Setor de panificação apresenta maior demanda

A Kratus, startup que fornece robôs de atendimento, é responsável por equipar tanto a Villa Grano, na zona sul, quanto a Delícia de Perdizes, e mais outras seis padarias de São Paulo, incluindo a Quinta do Marquês, em Alphaville.

Criada há menos de um ano, o sócio Marcello Oliveira conta que o setor com maior demanda é o de panificação. No entanto, a empresa também está desenvolvendo projetos em restaurantes, hotéis, hospitais, redes de supermercado e farmácias.

Ao todo, são 10 modelos de robôs, divididos em quatro grupos: receptivos, comunicação, limpeza e logística. Nos supermercados, por exemplo, o robô pode repor produtos nas prateleiras, já nos hotéis consegue transportar malas e entregar bebidas aos hóspedes.

“O robô se torna um parceiro da equipe, um braço a mais que ajuda a reduzir a necessidade de contratar pessoas que hoje são difíceis de encontrar”, sugere o sócio Oliveira. O preço dos equipamentos varia entre R$ 80 mil e R$ 120 mil. A empresa oferece opções de venda ou locação, incluindo manutenção e suporte.

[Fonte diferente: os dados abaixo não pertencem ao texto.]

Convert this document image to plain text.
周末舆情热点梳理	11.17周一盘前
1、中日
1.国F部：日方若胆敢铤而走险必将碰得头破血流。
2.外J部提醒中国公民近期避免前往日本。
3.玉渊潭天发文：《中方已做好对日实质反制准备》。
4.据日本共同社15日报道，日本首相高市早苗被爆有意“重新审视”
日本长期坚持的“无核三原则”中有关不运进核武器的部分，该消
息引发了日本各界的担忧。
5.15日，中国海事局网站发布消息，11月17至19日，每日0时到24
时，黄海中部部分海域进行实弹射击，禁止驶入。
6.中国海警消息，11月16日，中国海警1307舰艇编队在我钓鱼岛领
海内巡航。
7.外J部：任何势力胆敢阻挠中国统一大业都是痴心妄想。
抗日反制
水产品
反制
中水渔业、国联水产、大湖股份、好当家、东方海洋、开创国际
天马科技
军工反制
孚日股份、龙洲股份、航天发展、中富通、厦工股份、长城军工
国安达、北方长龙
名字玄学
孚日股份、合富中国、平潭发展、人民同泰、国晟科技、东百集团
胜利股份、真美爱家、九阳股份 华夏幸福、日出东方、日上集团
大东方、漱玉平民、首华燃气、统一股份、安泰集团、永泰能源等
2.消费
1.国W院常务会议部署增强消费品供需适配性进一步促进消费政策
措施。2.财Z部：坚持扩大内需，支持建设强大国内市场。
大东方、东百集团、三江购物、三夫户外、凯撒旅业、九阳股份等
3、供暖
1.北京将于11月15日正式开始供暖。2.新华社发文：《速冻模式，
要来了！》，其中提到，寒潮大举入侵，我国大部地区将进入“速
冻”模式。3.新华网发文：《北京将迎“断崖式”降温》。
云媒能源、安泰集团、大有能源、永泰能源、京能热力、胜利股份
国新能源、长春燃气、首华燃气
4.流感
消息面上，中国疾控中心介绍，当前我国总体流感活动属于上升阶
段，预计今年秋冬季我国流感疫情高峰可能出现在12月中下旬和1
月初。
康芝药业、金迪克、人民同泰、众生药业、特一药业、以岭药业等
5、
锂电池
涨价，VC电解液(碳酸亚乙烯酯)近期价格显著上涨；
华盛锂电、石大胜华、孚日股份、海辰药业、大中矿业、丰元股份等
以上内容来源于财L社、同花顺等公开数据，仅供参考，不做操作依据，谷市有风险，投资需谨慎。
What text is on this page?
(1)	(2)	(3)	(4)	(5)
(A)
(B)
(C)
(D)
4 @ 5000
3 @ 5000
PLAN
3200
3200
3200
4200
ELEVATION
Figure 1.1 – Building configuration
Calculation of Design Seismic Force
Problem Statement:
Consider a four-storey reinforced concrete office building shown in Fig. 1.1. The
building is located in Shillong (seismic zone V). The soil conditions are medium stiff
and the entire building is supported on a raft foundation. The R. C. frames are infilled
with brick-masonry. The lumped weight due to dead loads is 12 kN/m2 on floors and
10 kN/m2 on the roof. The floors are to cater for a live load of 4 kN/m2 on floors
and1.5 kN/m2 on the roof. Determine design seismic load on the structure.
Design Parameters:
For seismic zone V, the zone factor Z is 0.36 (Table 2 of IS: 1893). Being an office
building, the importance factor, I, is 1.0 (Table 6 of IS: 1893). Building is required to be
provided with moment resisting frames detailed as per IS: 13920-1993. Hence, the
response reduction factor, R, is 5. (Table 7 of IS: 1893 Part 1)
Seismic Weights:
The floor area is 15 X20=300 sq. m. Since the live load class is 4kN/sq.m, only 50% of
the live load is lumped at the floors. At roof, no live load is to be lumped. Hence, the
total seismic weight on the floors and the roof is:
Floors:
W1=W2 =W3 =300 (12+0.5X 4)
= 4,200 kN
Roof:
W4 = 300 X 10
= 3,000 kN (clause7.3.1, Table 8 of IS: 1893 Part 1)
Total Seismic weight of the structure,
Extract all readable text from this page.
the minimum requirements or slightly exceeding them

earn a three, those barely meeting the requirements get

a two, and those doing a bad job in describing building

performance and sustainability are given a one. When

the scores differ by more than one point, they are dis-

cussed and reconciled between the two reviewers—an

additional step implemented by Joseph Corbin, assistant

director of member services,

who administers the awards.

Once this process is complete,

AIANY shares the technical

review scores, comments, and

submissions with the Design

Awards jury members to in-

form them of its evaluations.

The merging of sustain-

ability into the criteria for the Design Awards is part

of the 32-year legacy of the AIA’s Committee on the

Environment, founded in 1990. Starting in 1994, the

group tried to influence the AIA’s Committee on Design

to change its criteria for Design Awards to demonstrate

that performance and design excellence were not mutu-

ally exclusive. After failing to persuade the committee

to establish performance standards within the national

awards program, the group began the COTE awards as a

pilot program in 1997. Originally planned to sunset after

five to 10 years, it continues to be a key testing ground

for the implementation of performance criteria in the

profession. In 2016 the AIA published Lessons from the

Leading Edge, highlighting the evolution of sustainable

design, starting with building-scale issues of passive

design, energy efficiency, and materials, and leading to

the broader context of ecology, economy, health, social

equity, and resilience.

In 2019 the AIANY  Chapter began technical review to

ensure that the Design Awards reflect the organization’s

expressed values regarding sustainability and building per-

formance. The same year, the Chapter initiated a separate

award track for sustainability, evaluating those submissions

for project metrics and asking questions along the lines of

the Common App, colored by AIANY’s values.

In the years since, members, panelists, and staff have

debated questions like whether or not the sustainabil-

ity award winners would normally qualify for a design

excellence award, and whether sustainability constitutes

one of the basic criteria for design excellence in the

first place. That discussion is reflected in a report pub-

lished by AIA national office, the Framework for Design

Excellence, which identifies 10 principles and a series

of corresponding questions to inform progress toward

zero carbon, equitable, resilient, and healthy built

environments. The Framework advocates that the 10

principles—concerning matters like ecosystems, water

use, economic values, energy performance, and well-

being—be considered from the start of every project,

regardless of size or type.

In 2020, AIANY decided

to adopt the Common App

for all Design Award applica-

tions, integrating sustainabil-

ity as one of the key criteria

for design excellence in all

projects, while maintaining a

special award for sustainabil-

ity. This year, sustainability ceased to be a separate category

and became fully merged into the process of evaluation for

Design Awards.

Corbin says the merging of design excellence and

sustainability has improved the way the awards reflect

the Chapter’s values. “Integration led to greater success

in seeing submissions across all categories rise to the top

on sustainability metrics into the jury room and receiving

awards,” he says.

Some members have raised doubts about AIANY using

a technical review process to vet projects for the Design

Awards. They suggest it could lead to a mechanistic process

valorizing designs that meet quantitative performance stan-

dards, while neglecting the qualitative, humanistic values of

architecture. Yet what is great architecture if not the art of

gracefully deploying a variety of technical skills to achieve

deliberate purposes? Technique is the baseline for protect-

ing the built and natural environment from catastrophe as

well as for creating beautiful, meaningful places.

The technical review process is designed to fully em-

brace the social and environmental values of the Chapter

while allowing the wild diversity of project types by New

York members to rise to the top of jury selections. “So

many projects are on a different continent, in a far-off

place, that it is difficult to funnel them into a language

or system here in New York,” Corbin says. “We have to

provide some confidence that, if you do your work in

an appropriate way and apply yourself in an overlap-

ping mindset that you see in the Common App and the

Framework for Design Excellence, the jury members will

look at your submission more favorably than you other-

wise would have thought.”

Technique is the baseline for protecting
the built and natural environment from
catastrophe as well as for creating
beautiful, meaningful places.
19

Para o especialista Pedro Teberga, o investimento é uma das ressalvas. “A compra é relativamente simples, mas é um custo alto”, aponta. O investimento em um robô como o Virgulino, avaliado em R$ 92 mil, equivale a um gasto que poderia cobrir entre 13 e 40 meses de salário de um garçom de padaria em São Paulo, considerando a faixa média que varia de R$ 2,3 mil a R$ 7 mil mensais (dados do Sampapão), dependendo do tempo de casa e de outros fatores.

Teberga acrescenta que é preciso avaliar se a automação faz sentido para o público e o tipo de serviço oferecido. Por exemplo, em um bar pode ser inadequado. A sugestão é realizar um estudo de comportamento do usuário antes de decidir incorporar a robótica na operação.

Robôs garçons devem suprir a escassez de mão de obra nas padarias?

Em meio à crise da mão de obra na área, o especialista avalia que o robô não deve substituir o humano no setor de panificação, nem mesmo no longo prazo, por ser a cara do negócio. “As pessoas gostam de atendente simpático, contando causo ou para explicar o cardápio. Tudo que foge do previsível é o ser humano que resolve”, avalia.

Rui Gonçalves, presidente do Sampapão, avalia que o movimento ainda é pontual devido o custo. “Não é qualquer padaria de São Paulo que vai conseguir inserir”, diz. Na perspectiva do dirigente, a tecnologia não deve suprir a mão de obra, mas a tendência é de que ajude atender o cliente de forma mais ágil.

Diante do cenário, a solução mais eficaz seria aumentar os salários, principalmente em áreas em que o trabalho é pouco valorizado, por entender que a automação não resolve o problema da escassez de mão de obra, sugere Pedro Teberga. “É a regra básica de oferta e demanda, quando há menos gente disposta a fazer, o preço sobe. Mas essa é a alternativa mais cara para o empresário”, reconhece.

Ainda que com ressalvas, a automação aparece como uma alternativa viável para o setor, estima Teberga, ao reforçar que os robôs podem complementar o trabalho humano ao assumir tarefas mais repetitivas e operacionais.

Os estabelecimentos consultados pela reportagem descartam a possibilidade de deixar de contratar após a automação, tampouco reduzir o atual quadro de funcionários. “Não vamos substituir a mão de obra”, afirma Luis Ferreira, proprietário da Villa Grano.